Barker isn't taken in by the accepted narrative of Moses and monotheism; Early Israelite religion was anything but. Yahweh shared the first temple with his lady wife, Asherah, the Great Lady, until the heretics came along and doctored the national epic, declaring Yahweh to be a solitary deity. The Deuteronomists, in other words, cooked the books.
So what? Well, the old religion didn't die. Cast out of the temple, it continued on the "old paths", a reality expressed by the exiles in Jeremiah 44:15-19.
[W]e will do everything that we have vowed, make offerings to the queen of heaven and pour out our libations to her, just as we and our ancestors, our kings and our officials, used to do in the towns of Judah and in the streets of Jerusalem... Indeed we will go on making offerings to the queen of heaven and pouring out libations to her.Again, so what? Well, Judaism ultimately went the way of the Deuteronomic reformers, complete with fictive epics centred around Moses, but (according to the reconstruction) Christianity drew an inheritance from the older Abrahamic faith. Here's where you can start to connect the dots with "Enochic Judaism" (Boccaccini) and Alan Segal's "Two Powers" binitarian monotheism.

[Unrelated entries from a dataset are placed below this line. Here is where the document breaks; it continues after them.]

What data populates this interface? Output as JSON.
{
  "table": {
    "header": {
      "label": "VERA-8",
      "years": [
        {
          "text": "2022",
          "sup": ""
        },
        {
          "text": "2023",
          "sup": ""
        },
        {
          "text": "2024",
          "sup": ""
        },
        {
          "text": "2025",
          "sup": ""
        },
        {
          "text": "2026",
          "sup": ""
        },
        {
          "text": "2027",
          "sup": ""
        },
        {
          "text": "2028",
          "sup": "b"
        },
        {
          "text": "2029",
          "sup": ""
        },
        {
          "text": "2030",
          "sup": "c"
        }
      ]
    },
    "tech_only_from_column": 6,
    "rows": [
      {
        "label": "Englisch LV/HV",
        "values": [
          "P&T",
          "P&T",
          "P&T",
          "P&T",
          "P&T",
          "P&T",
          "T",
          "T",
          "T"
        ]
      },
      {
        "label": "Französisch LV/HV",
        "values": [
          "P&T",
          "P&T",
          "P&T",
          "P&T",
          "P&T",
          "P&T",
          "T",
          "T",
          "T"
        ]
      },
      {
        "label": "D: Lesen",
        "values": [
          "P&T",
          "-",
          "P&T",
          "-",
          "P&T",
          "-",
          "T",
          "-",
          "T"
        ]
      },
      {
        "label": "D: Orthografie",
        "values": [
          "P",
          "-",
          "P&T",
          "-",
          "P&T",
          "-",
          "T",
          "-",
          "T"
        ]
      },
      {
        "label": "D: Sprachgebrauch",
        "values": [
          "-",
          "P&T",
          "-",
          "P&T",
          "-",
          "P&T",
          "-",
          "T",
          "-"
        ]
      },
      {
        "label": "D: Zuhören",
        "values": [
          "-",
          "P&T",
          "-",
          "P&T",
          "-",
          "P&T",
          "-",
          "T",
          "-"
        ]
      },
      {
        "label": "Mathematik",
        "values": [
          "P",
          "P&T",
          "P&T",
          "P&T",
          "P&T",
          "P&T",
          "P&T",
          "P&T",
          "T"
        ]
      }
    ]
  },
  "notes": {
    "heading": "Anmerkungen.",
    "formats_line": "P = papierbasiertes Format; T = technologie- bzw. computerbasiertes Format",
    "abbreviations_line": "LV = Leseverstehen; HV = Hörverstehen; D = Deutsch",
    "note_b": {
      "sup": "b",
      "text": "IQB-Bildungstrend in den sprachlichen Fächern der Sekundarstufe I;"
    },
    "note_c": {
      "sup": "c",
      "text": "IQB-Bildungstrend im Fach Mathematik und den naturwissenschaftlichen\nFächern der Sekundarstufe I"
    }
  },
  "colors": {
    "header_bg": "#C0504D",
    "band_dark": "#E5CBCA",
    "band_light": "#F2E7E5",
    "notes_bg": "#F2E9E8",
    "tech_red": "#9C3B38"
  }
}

So is Barker right? Quite possibly. If nothing else it makes a fascinating detective story that reaches back through the millennia to connect the first Jerusalem temple to Mrs O'Malley's rosary beads. Fascinating stuff!
Barker has set out the terms for this discussion a number of times, most recently in The Mother of the Lord, the first volume in a series entitled "The Lady of the Temple." The hardback edition is, like most books of this kind, horrendously expensive. Luckily the Kindle edition is more realistically priced.